When you put the application behind HTTP, you do not need to construct a Router yourself. Application::http() takes a PSR-7 ServerRequest, lazily builds the Router against the booted graph/driver/audit-sink once, and returns the response. A front controller is six lines:

use Ausus\{Application, ApplicationConfig};
use Ausus\Api\Http\Emitter;
use Nyholm\Psr7\Factory\Psr17Factory;
use Nyholm\Psr7Server\ServerRequestCreator;

$factory = new Psr17Factory();
$app = Application::create(
ApplicationConfig::make()->tenant('acme')->roles([...])->sqlite(__DIR__.'/app.sqlite')->psr17($factory)
)
->register(new HelloInvoiceDsl())
->boot();

$creator = new ServerRequestCreator($factory, $factory, $factory, $factory);
Emitter::emit($app->http($creator->fromGlobals()));

The existing $app->router(...) factory still builds a fresh Router per call — see The HTTP API for the detail, the headers (X-Tenant-ID, X-Actor-*) and the error mapping.

What you have built

You now have the full vertical slice: graph → schema → runtime → projection. The HTTP API (ausus/api-http) is simply this same wiring placed behind PSR-7/15 request handling.

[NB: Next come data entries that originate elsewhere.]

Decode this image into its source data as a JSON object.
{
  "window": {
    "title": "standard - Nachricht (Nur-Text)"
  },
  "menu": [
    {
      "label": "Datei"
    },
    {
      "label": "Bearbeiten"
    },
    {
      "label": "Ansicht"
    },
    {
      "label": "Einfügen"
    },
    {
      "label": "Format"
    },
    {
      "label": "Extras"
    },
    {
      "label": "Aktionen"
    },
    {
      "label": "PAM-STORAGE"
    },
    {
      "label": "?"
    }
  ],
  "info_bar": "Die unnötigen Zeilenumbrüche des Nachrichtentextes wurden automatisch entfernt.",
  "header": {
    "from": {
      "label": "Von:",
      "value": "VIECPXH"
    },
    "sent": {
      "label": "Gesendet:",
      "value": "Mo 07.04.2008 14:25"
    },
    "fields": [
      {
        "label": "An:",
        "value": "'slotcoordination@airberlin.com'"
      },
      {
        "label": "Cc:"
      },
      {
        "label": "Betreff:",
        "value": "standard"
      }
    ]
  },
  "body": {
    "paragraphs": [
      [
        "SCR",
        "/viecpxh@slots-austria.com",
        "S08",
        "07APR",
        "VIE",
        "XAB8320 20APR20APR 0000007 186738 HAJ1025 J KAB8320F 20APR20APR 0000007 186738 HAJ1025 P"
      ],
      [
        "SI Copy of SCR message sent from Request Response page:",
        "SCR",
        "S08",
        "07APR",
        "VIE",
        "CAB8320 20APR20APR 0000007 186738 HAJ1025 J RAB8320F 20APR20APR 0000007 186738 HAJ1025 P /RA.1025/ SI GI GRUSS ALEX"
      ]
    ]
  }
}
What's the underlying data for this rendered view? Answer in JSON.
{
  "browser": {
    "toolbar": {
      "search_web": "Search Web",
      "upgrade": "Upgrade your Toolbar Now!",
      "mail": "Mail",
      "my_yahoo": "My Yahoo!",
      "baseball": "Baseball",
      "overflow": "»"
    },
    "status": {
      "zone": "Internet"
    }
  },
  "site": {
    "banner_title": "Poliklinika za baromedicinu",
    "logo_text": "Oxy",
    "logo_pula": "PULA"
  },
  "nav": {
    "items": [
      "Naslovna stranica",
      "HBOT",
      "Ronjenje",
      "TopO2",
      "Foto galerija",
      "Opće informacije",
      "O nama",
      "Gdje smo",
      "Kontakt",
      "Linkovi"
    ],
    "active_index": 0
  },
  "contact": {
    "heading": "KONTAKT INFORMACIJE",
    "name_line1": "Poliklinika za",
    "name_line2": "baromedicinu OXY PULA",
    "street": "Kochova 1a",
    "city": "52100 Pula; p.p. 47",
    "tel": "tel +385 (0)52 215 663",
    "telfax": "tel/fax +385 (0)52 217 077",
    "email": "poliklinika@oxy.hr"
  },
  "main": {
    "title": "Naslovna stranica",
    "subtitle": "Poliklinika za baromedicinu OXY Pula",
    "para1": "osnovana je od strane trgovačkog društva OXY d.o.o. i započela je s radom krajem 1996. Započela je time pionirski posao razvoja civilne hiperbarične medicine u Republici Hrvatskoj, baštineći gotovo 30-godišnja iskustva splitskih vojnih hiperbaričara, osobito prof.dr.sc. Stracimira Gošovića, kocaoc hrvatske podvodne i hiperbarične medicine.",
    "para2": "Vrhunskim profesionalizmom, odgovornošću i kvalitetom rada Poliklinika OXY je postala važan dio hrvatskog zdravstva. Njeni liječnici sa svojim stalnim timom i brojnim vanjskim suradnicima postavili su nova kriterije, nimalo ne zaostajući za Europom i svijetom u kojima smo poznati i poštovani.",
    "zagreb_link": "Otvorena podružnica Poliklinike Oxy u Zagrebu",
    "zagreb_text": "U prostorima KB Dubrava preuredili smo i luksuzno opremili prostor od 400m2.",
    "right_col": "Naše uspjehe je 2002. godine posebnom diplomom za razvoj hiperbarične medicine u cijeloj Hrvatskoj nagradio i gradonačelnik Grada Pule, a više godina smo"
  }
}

Current v0.1.0 limitations

  • Application is a composition helper, not a service container — there is no dependency-injection container or auto-wiring of your own classes in v0.1.0.
  • StubActor is a fixed in-memory actor. There is no authentication layer.
  • An Application is bound to one tenant and one actor; multi-tenant request handling means one Application (or Invoker) per tenant.